Pioglitazone improved lipid profiles in type 2 diabetes

The agent was given in addition to standard therapies for glucose management and cholesterol.

Issue: November 2006

Treatment with metformin, sulfonylurea or insulin did not mitigate the improvements in lipid profiles observed among patients with type 2 diabetes who were taking pioglitazone.

Pioglitazone (Actos, Takeda) is a PPAR-gamma agonist and has been previously shown to improve triglyceride and HDL levels.

The PROactive (Prospective Pioglitazone Clinical Trial in Macrovascular Events) trial was designed to observe the effects of pioglitazone on mortality and macrovascular morbidity in a high-risk group of patients with type 2 diabetes.

Patients were randomized to either pioglitazone or placebo. “Importantly, these patients were continued on all existing therapy including diet, glucose-lowering agents, antihypertensives, lipid lowering agents and antithrombotics. Investigators were encouraged to follow guidelines in this area,” Robert Spanheimer, MD, medical director of diabetes at Takeda Pharmaceuticals, said at the annual meeting of the European Association for the Study of Diabetes.

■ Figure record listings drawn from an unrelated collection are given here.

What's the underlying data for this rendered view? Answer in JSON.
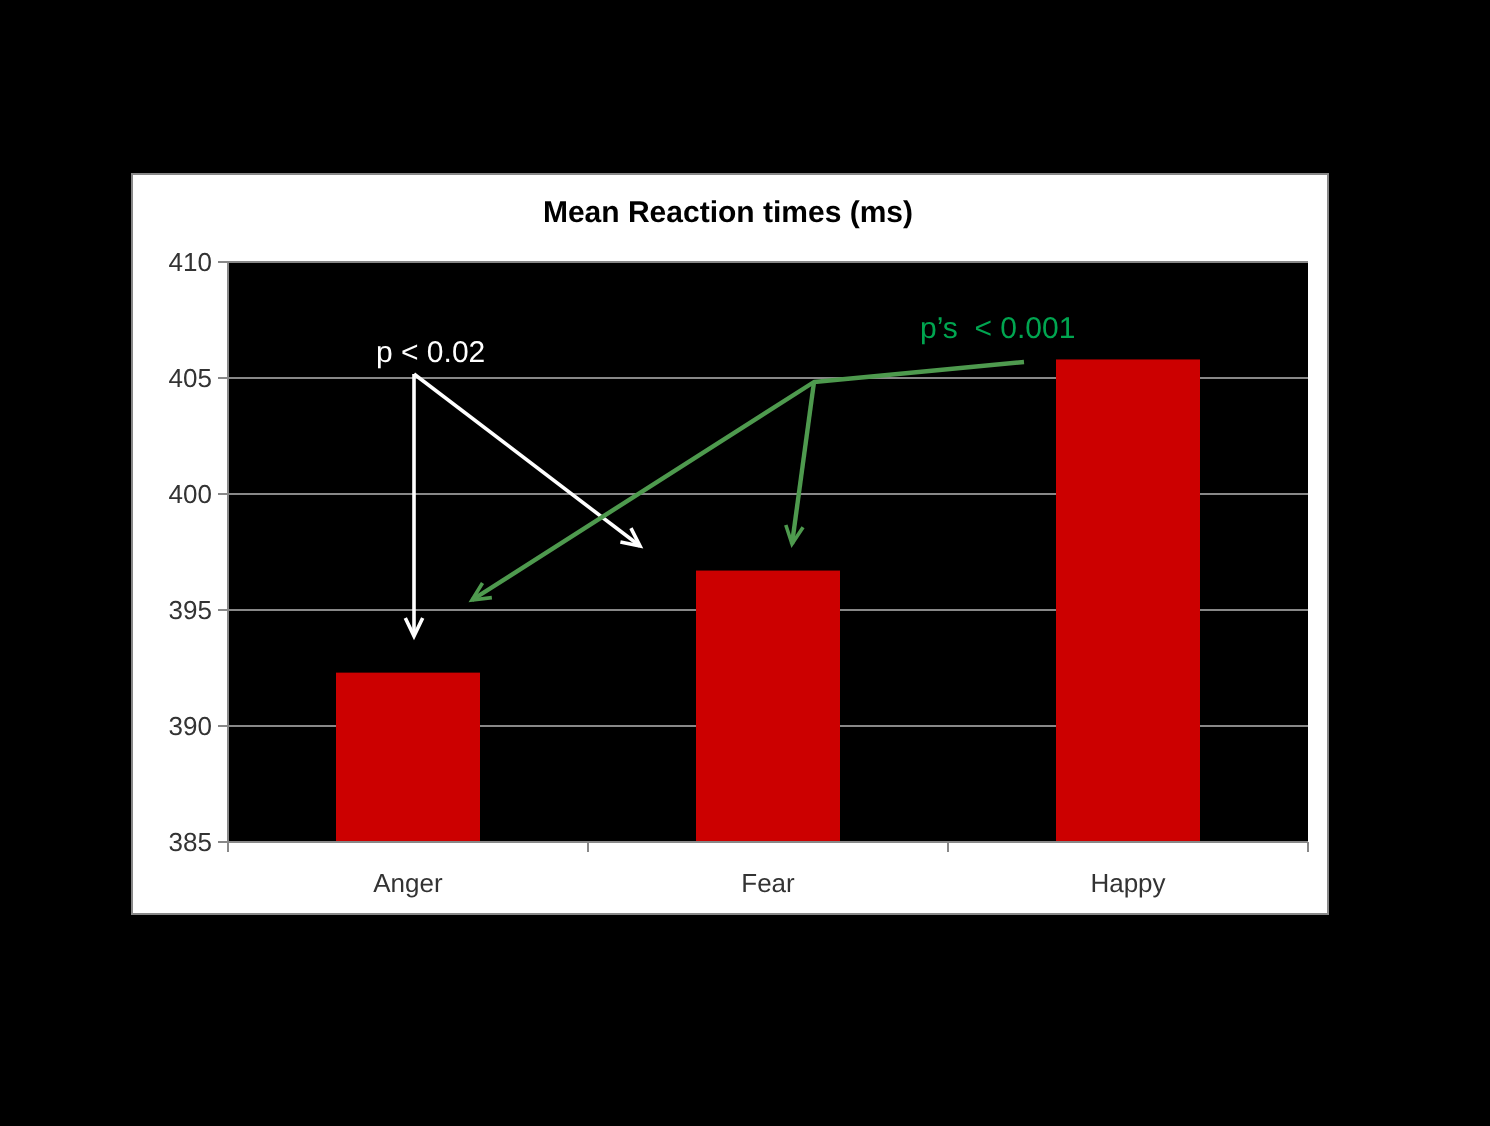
{
  "chart_data": {
    "type": "bar",
    "title": "Mean Reaction times (ms)",
    "categories": [
      "Anger",
      "Fear",
      "Happy"
    ],
    "values": [
      392.3,
      396.7,
      405.8
    ],
    "color": "#cc0000",
    "ylim": [
      385,
      410
    ],
    "yticks": [
      385,
      390,
      395,
      400,
      405,
      410
    ],
    "grid": "y",
    "annotations": [
      "p < 0.02",
      "p’s  < 0.001"
    ]
  }
}
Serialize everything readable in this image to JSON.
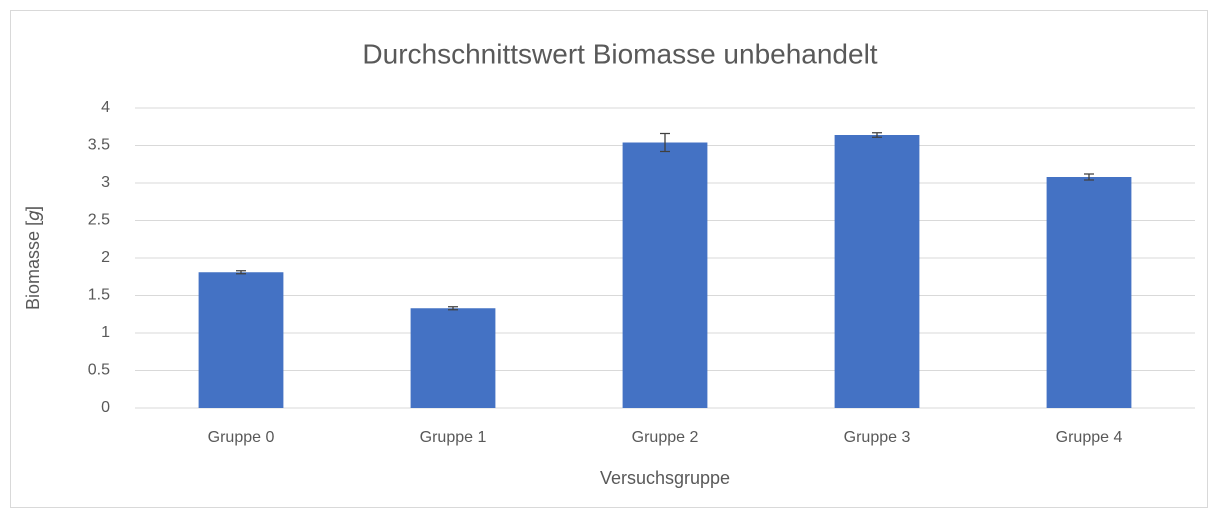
{
  "chart_data": {
    "type": "bar",
    "title": "Durchschnittswert Biomasse unbehandelt",
    "xlabel": "Versuchsgruppe",
    "ylabel": "Biomasse [𝑔]",
    "categories": [
      "Gruppe 0",
      "Gruppe 1",
      "Gruppe 2",
      "Gruppe 3",
      "Gruppe 4"
    ],
    "values": [
      1.81,
      1.33,
      3.54,
      3.64,
      3.08
    ],
    "errors": [
      0.02,
      0.02,
      0.12,
      0.03,
      0.04
    ],
    "color": "#4472c4",
    "ylim": [
      0,
      4
    ],
    "yticks": [
      0,
      0.5,
      1,
      1.5,
      2,
      2.5,
      3,
      3.5,
      4
    ],
    "grid": true
  }
}
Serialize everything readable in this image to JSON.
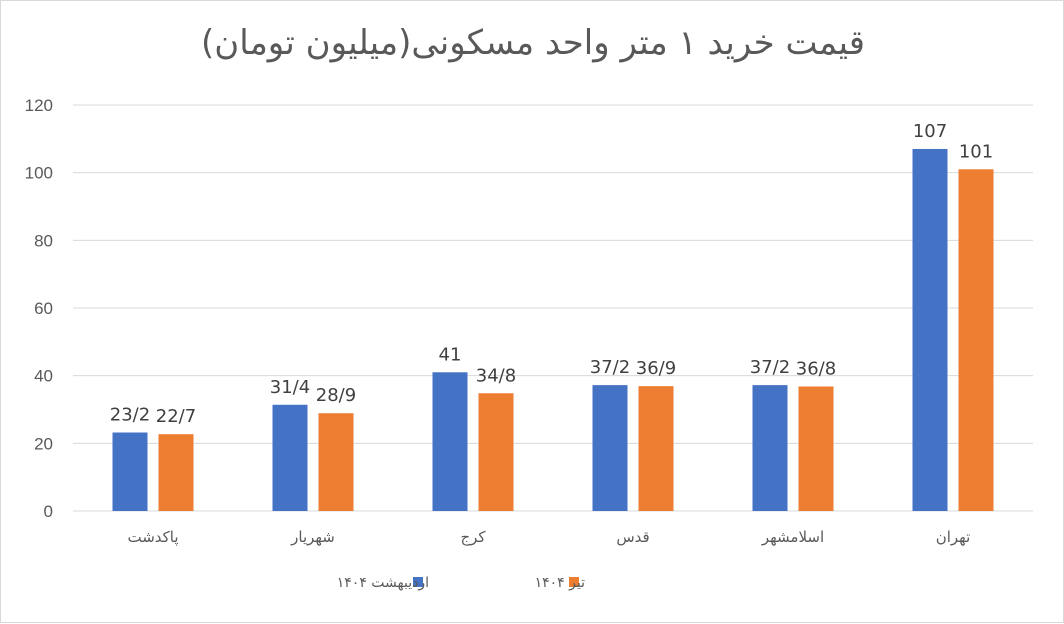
{
  "chart_data": {
    "type": "bar",
    "title": "قیمت خرید ۱ متر واحد مسکونی(میلیون تومان)",
    "categories": [
      "پاکدشت",
      "شهریار",
      "کرج",
      "قدس",
      "اسلامشهر",
      "تهران"
    ],
    "series": [
      {
        "name": "اردیبهشت ۱۴۰۴",
        "color": "#4472c4",
        "values": [
          23.2,
          31.4,
          41,
          37.2,
          37.2,
          107
        ],
        "labels": [
          "23/2",
          "31/4",
          "41",
          "37/2",
          "37/2",
          "107"
        ]
      },
      {
        "name": "تیر ۱۴۰۴",
        "color": "#ed7d31",
        "values": [
          22.7,
          28.9,
          34.8,
          36.9,
          36.8,
          101
        ],
        "labels": [
          "22/7",
          "28/9",
          "34/8",
          "36/9",
          "36/8",
          "101"
        ]
      }
    ],
    "ylim": [
      0,
      120
    ],
    "yticks": [
      "0",
      "20",
      "40",
      "60",
      "80",
      "100",
      "120"
    ],
    "grid": true,
    "legend": "bottom"
  }
}
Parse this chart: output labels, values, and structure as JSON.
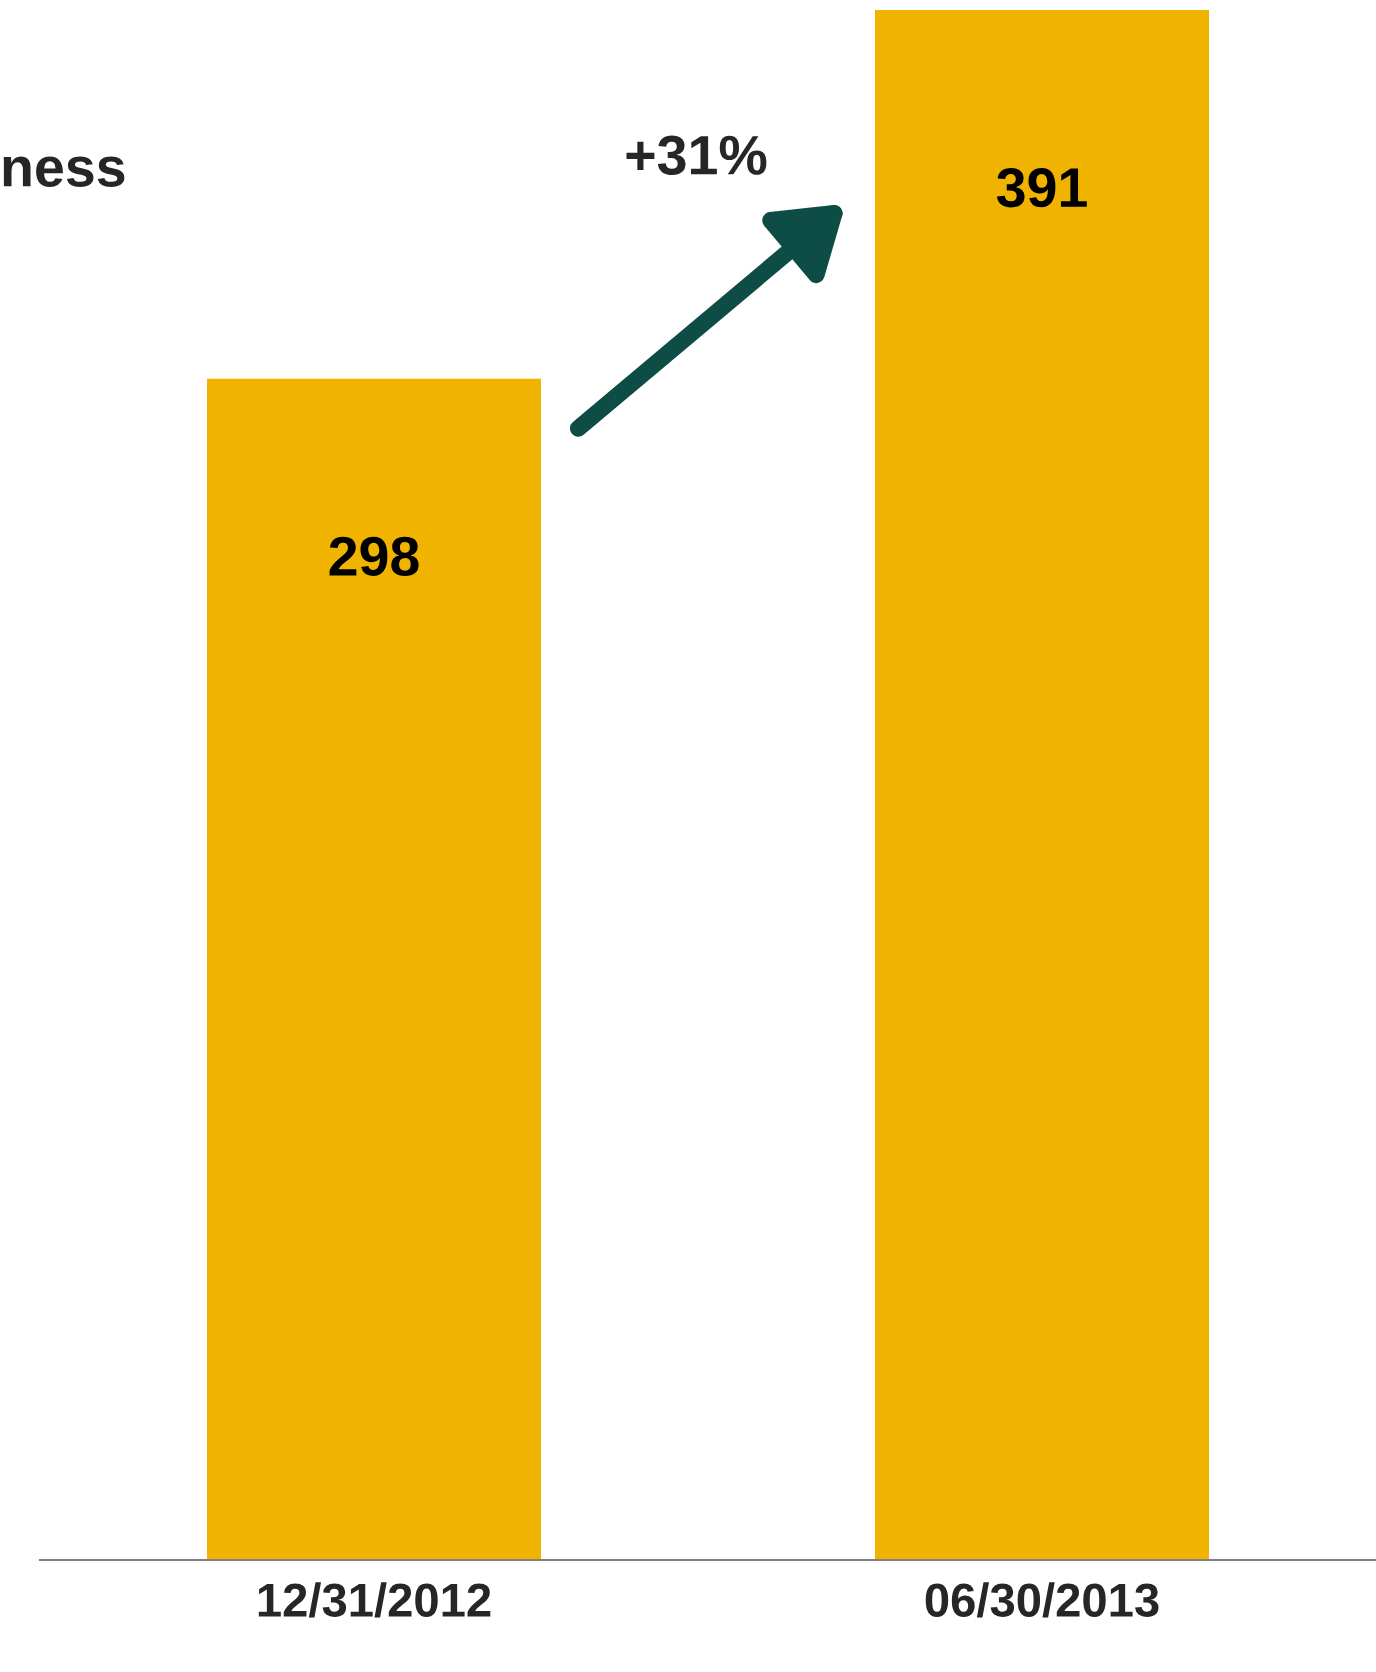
{
  "chart_data": {
    "type": "bar",
    "categories": [
      "12/31/2012",
      "06/30/2013"
    ],
    "values": [
      298,
      391
    ],
    "color": "#f0b400",
    "data_labels": true,
    "grid": false,
    "legend": false,
    "annotations": [
      "ness",
      "+31%"
    ]
  }
}
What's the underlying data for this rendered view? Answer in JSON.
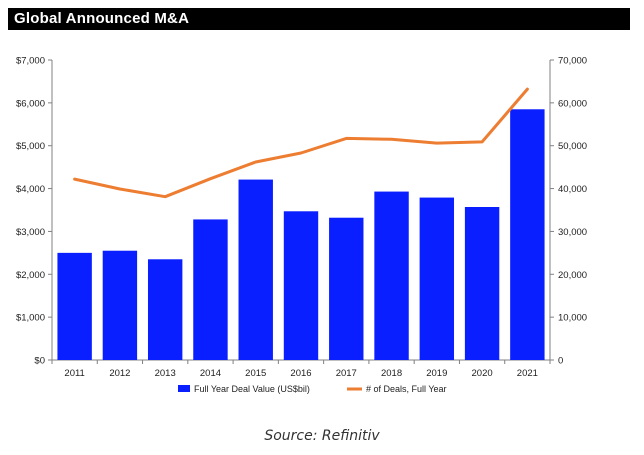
{
  "chart_data": {
    "type": "bar+line",
    "title": "Global Announced M&A",
    "categories": [
      "2011",
      "2012",
      "2013",
      "2014",
      "2015",
      "2016",
      "2017",
      "2018",
      "2019",
      "2020",
      "2021"
    ],
    "series": [
      {
        "name": "Full Year Deal Value (US$bil)",
        "type": "bar",
        "axis": "left",
        "color": "#0a1fff",
        "values": [
          2500,
          2550,
          2350,
          3280,
          4210,
          3470,
          3320,
          3930,
          3790,
          3570,
          5850
        ]
      },
      {
        "name": "# of Deals, Full Year",
        "type": "line",
        "axis": "right",
        "color": "#ed7d31",
        "values": [
          42200,
          39900,
          38100,
          42300,
          46200,
          48300,
          51700,
          51500,
          50600,
          50900,
          63200
        ]
      }
    ],
    "y_left": {
      "min": 0,
      "max": 7000,
      "ticks": [
        "$0",
        "$1,000",
        "$2,000",
        "$3,000",
        "$4,000",
        "$5,000",
        "$6,000",
        "$7,000"
      ]
    },
    "y_right": {
      "min": 0,
      "max": 70000,
      "ticks": [
        "0",
        "10,000",
        "20,000",
        "30,000",
        "40,000",
        "50,000",
        "60,000",
        "70,000"
      ]
    },
    "legend_position": "bottom",
    "grid": false
  },
  "source_note": "Source: Refinitiv"
}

Spanheimer said 47% of the PROactive cohort presented with a prior myocardial infarction and 19% presented with stroke. “A high number of patients presented with two or more entry criteria, so these are high-risk patients,” Spanheimer said.

PROactive enrolled 5,238 patients from 322 centers in 19 European countries. The mean age of the patient cohort was 62 years and about two-thirds were male. The mean BMI of patients in the study was 31 and their mean HbA1c was 7.8% to 7.9%.

Effects on cholesterol

During the study, which lasted 34.5 months, statin use increased between 12.3% and 12.5%. By the end of the study, 63.6% were on some sort of lipid lowering therapy.

Although both the pioglitazone and the placebo group experienced improvements in HDL cholesterol by six and 12 months, in the pioglitazone group HDL cholesterol increased 19% compared to 10% in the placebo group over baseline values.

In the pioglitazone group, triglycerides decreased 11.4%, whereas they increased 1.8% in the placebo group.

LDL cholesterol increased in both groups. The LDL-HDL ratio decreased by 9.5% in the pioglitazone group and decreased by 4.2% in the placebo group.

Concomitant therapies

When researchers conducted subgroup analyses between patients who were receiving any combination of insulin and patients who were not, they noted the effect was similar between the two groups.

Treatment with pioglitazone was associated with a 34-mg/dL reduction in triglycerides among patients receiving lipid-lowering drugs and a 34-mg/dL reduction among those not receiving lipid-lowering drugs. Placebo-treated patients saw a 9 mg/dL increase if they were receiving lipid-lowering drugs and no change if they were not.

Other lipid parameters were similarly unaffected by the presence of insulin treatment.

A further subgroup analysis focused on patients who were receiving metformin or sulfonylurea, or a combination of the two agents, along with pioglitazone. Improvements in lipid profiles were seen with pioglitazone whether the concomitant medications were present or not. – by Jeremy Moore

For more information:

Spanheimer R, Tan M, Yates J. The effects of long-term pioglitazone therapy on lipid profiles in high-risk type 2 diabetes patients: results from PROactive. Presented at: 42nd Annual Meeting of the European Association for the Study of Diabetes; Sept. 14-17, 2006. Copenhagen.